A v1 database can hold several fragment sets in one file. Each set is a separate frequency column on every radiusN table, so the same deduplicated envs and frags tables are shared while each set records how often a fragment occurs within that set.

This lets one database describe, for example, how common a fragment is in ChEMBL versus in a focused in-house library, and lets you switch between those views at generation time.

v1 only

Fragment sets are a v1 feature. v0 databases have a single freq column and ignore the set_names argument.

Build with a single set

cremdb_create -i input.smi -o fragments.db -s chembl

Every fragment occurrence is counted in the chembl column.

Build with set-membership files

Pass one or more membership files to -s/--set-name. Each existing file is treated as a membership list, and its basename (without extension) becomes the set column name:

cremdb_create -i input_with_ids.smi -o fragments.db \
  -s set1_ids.txt set2_ids.txt all_set
  • set1_ids.txt → column set1_ids
  • set2_ids.txt → column set2_ids
  • all_set is not an existing file, so it becomes a default set containing all molecules.
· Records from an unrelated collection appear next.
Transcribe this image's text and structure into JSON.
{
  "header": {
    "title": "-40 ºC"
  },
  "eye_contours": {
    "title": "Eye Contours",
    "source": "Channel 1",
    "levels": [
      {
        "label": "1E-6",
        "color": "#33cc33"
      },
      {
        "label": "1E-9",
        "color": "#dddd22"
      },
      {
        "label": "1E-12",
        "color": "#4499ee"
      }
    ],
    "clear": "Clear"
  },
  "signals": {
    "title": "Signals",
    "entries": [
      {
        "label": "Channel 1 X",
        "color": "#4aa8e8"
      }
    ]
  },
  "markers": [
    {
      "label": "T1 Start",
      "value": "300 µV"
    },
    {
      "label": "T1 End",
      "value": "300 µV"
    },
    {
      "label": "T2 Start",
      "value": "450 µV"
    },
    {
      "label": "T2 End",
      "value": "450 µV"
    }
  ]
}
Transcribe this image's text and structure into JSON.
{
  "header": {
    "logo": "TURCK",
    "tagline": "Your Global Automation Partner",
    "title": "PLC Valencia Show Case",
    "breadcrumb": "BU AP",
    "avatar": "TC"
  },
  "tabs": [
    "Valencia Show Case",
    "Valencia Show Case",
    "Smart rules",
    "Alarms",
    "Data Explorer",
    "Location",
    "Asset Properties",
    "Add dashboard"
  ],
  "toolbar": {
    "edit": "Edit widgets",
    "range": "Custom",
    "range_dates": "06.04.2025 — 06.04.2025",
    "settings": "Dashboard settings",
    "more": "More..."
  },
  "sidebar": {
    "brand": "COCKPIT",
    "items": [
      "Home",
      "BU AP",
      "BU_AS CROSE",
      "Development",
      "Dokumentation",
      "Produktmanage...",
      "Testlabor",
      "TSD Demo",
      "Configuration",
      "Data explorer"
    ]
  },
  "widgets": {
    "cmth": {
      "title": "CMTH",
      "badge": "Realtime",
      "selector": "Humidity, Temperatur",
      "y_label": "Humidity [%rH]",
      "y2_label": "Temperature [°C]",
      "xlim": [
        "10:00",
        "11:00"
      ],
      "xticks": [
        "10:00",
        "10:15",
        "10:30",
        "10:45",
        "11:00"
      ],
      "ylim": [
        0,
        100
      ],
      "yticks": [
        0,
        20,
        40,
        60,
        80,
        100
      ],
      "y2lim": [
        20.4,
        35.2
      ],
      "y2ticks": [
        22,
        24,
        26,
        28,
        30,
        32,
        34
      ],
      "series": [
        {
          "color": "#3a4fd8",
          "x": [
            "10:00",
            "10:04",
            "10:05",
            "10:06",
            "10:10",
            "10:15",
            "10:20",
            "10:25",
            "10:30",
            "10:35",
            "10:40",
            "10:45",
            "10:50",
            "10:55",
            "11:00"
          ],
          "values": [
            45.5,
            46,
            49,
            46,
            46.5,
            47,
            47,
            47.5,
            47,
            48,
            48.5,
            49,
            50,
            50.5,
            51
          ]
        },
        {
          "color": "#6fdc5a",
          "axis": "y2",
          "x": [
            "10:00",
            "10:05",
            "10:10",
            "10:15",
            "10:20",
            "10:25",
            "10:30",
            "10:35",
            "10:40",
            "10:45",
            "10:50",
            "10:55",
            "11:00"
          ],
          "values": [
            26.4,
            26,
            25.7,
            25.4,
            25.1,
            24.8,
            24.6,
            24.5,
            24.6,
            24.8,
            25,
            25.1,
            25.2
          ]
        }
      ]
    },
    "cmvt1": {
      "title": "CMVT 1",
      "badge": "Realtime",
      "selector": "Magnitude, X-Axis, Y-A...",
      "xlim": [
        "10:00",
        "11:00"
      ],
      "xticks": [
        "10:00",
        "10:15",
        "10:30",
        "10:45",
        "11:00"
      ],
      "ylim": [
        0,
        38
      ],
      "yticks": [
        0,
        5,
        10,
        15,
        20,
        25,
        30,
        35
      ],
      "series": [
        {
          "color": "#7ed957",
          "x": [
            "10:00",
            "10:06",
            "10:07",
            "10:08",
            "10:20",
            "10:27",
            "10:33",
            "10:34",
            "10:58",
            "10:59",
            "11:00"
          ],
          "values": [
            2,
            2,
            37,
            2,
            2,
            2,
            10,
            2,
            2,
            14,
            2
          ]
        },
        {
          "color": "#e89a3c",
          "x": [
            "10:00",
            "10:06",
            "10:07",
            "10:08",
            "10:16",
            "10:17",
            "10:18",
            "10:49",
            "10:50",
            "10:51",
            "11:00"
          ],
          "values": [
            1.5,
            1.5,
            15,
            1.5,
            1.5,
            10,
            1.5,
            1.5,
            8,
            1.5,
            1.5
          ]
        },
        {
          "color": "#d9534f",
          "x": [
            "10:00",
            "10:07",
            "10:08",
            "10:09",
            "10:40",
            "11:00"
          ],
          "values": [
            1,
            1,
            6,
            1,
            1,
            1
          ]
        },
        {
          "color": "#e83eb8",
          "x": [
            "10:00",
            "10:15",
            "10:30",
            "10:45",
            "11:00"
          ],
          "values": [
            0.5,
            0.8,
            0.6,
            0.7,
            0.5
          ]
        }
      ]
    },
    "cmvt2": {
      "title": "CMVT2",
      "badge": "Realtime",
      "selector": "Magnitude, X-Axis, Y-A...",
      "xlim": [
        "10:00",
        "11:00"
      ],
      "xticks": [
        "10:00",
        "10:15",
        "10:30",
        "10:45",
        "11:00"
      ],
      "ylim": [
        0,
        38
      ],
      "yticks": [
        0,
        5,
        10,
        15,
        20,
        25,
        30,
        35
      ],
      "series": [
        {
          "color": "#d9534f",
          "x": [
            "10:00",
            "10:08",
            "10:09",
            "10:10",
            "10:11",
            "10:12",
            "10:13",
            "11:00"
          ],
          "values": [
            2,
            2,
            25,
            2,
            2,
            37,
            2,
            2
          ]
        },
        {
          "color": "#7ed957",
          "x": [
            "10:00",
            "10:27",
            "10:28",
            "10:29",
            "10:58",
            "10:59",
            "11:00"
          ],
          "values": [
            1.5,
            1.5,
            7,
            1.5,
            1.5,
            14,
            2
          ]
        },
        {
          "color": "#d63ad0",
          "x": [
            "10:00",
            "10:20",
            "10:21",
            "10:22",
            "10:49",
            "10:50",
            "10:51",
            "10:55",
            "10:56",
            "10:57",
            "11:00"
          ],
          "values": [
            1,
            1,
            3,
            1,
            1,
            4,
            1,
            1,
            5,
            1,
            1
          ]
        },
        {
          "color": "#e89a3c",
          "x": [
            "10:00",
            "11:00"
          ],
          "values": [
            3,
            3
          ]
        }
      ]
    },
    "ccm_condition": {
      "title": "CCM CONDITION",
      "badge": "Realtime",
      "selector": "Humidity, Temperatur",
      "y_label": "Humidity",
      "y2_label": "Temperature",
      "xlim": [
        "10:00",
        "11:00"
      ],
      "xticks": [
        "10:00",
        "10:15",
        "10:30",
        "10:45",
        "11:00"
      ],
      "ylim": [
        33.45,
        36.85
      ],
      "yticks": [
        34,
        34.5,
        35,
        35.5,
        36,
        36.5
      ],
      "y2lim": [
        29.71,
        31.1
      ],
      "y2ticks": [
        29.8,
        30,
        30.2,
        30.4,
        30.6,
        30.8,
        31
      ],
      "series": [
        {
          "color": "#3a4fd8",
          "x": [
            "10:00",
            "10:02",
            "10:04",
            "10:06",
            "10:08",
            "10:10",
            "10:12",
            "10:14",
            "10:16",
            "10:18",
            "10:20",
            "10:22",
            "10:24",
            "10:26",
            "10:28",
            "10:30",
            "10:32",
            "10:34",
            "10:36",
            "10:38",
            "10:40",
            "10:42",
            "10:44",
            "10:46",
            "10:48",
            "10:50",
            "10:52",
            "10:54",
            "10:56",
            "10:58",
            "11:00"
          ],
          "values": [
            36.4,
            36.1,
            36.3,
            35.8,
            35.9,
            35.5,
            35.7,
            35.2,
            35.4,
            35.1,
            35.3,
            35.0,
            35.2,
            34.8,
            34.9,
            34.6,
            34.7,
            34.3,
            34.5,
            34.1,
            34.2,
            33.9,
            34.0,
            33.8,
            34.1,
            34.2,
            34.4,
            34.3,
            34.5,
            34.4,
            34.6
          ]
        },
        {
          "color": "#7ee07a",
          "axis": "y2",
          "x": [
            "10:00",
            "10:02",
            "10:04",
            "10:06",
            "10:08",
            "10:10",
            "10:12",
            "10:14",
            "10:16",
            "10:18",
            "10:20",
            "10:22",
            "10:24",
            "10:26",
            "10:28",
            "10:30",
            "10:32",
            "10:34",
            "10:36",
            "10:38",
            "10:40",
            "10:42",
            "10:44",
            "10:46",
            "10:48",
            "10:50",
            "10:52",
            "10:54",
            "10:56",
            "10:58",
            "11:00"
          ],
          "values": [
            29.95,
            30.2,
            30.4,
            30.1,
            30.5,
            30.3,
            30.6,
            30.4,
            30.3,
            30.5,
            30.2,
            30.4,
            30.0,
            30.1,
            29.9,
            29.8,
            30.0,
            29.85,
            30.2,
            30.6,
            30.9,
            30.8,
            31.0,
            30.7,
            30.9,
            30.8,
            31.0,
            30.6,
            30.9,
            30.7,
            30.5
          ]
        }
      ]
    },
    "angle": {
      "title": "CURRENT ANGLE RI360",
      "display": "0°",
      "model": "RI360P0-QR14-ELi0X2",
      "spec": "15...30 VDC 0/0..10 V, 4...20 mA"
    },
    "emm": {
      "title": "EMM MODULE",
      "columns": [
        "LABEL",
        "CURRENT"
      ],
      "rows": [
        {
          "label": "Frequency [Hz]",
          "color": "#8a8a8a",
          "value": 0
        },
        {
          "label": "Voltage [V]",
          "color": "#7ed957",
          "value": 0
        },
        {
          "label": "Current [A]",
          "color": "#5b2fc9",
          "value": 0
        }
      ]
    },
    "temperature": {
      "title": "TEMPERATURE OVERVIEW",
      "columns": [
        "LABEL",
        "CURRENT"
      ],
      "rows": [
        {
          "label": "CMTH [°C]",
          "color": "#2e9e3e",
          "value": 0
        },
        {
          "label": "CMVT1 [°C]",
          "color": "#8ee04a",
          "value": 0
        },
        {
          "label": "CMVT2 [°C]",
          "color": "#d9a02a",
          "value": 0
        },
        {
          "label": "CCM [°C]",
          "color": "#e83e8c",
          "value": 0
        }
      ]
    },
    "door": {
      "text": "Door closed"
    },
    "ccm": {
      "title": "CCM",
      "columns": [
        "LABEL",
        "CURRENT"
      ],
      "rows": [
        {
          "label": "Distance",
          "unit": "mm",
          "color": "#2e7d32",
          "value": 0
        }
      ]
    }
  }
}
A fragment occurrence contributes to a set's count only when the source molecule's ID belongs to that set.

Membership file format

One molecule ID per line:

mol_0001
mol_0007
mol_0042

For membership to work, the input SMILES file must carry IDs in the second column:

CCO         mol_0001
c1ccccc1    mol_0002

Inspect the sets in a database

cremdb_get_set_names -i fragments.db

prints the set columns per radius table, e.g.:

radius1: ['chembl']
radius2: ['chembl']
radius3: ['chembl']

Equivalently, with SQLite:

PRAGMA table_info(radius3);

Any column other than env_id, core_smi_id, core_num_atoms, dist2, and is_ring_closure is a fragment-set frequency column.
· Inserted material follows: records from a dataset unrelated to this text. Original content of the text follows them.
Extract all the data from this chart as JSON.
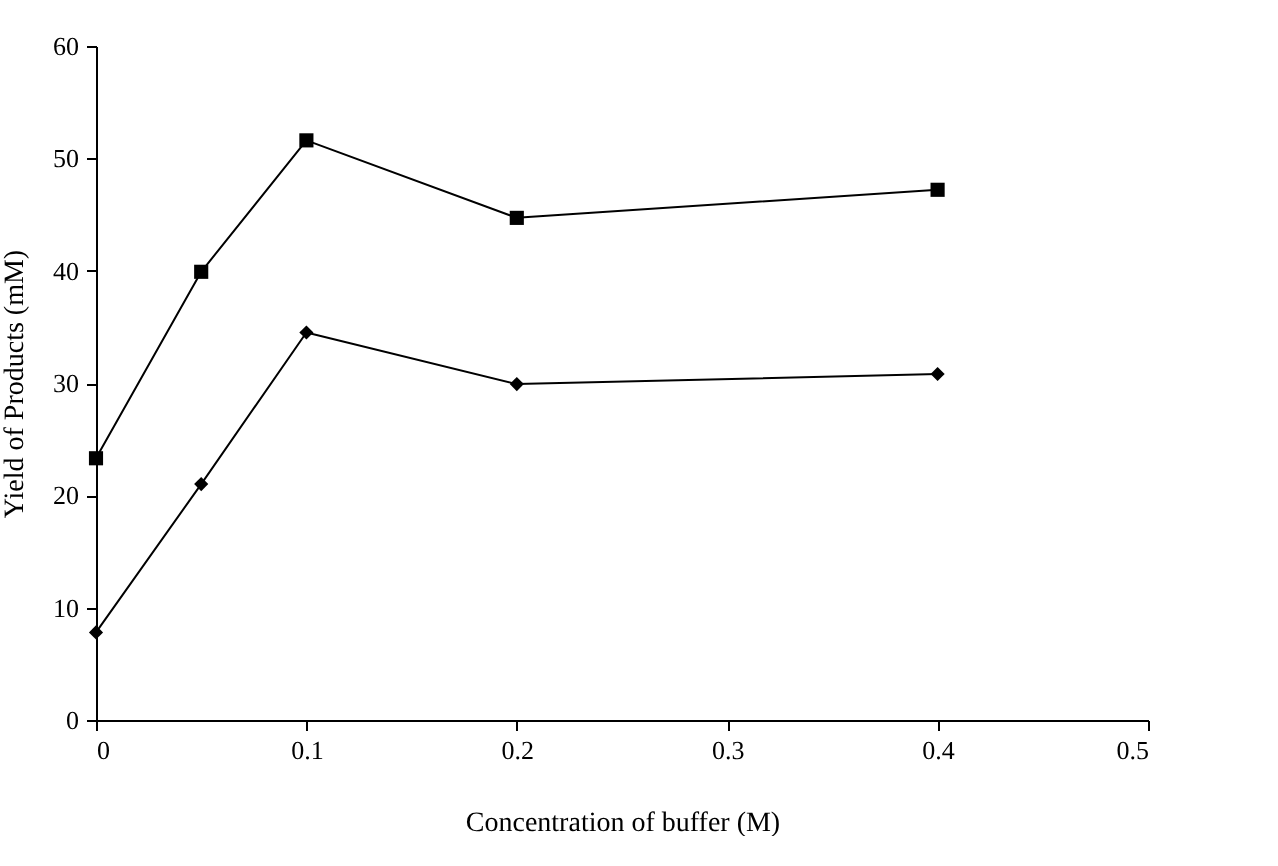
{
  "chart_data": {
    "type": "line",
    "xlabel": "Concentration of buffer (M)",
    "ylabel": "Yield of Products (mM)",
    "x": [
      0,
      0.05,
      0.1,
      0.2,
      0.4
    ],
    "series": [
      {
        "color": "#000000",
        "marker": "square",
        "values": [
          23.3,
          39.9,
          51.6,
          44.7,
          47.2
        ]
      },
      {
        "color": "#000000",
        "marker": "diamond",
        "values": [
          7.8,
          21,
          34.5,
          29.9,
          30.8
        ]
      }
    ],
    "xlim": [
      0,
      0.5
    ],
    "xticks": [
      0,
      0.1,
      0.2,
      0.3,
      0.4,
      0.5
    ],
    "ylim": [
      0,
      60
    ],
    "yticks": [
      0,
      10,
      20,
      30,
      40,
      50,
      60
    ],
    "grid": false
  }
}
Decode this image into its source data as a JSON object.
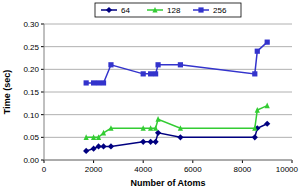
{
  "chart_data": {
    "type": "line",
    "x_label": "Number of Atoms",
    "y_label": "Time (sec)",
    "x": [
      1700,
      2000,
      2200,
      2400,
      2700,
      4000,
      4300,
      4500,
      4600,
      5500,
      8500,
      8600,
      9000
    ],
    "series": [
      {
        "name": "64",
        "color": "#000080",
        "marker": "diamond",
        "values": [
          0.02,
          0.025,
          0.03,
          0.03,
          0.03,
          0.04,
          0.04,
          0.04,
          0.06,
          0.05,
          0.05,
          0.07,
          0.08
        ]
      },
      {
        "name": "128",
        "color": "#33cc33",
        "marker": "triangle",
        "values": [
          0.05,
          0.05,
          0.05,
          0.06,
          0.07,
          0.07,
          0.07,
          0.07,
          0.09,
          0.07,
          0.07,
          0.11,
          0.12
        ]
      },
      {
        "name": "256",
        "color": "#3333cc",
        "marker": "square",
        "values": [
          0.17,
          0.17,
          0.17,
          0.17,
          0.21,
          0.19,
          0.19,
          0.19,
          0.21,
          0.21,
          0.19,
          0.24,
          0.26
        ]
      }
    ],
    "xlim": [
      0,
      10000
    ],
    "xticks": [
      0,
      2000,
      4000,
      6000,
      8000,
      10000
    ],
    "ylim": [
      0,
      0.3
    ],
    "yticks": [
      {
        "value": 0,
        "label": "0.00"
      },
      0.05,
      {
        "value": 0.1,
        "label": "0.10"
      },
      0.15,
      {
        "value": 0.2,
        "label": "0.20"
      },
      0.25,
      {
        "value": 0.3,
        "label": "0.30"
      }
    ],
    "grid": true,
    "legend": "top"
  }
}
Use a set at generation time

Choose the set(s) with set_names and the threshold with min_freq:

from rdkit import Chem
from crem.crem import mutate_mol

m = Chem.MolFromSmiles("c1ccccc1N")

# Fragments seen at least 5 times in set1_ids
res = list(mutate_mol(m, db_name="fragments.db", set_names="set1_ids", min_freq=5))

set_names accepts a single column name or a list. When several sets are named, a fragment is included if any of them meets min_freq (OR logic). With set_names=None (default), all set columns are considered. Naming a column that does not exist raises a ValueError listing the available set names.

# Frequent in either set
res = list(mutate_mol(m, db_name="fragments.db",
                      set_names=["set1_ids", "set2_ids"], min_freq=3))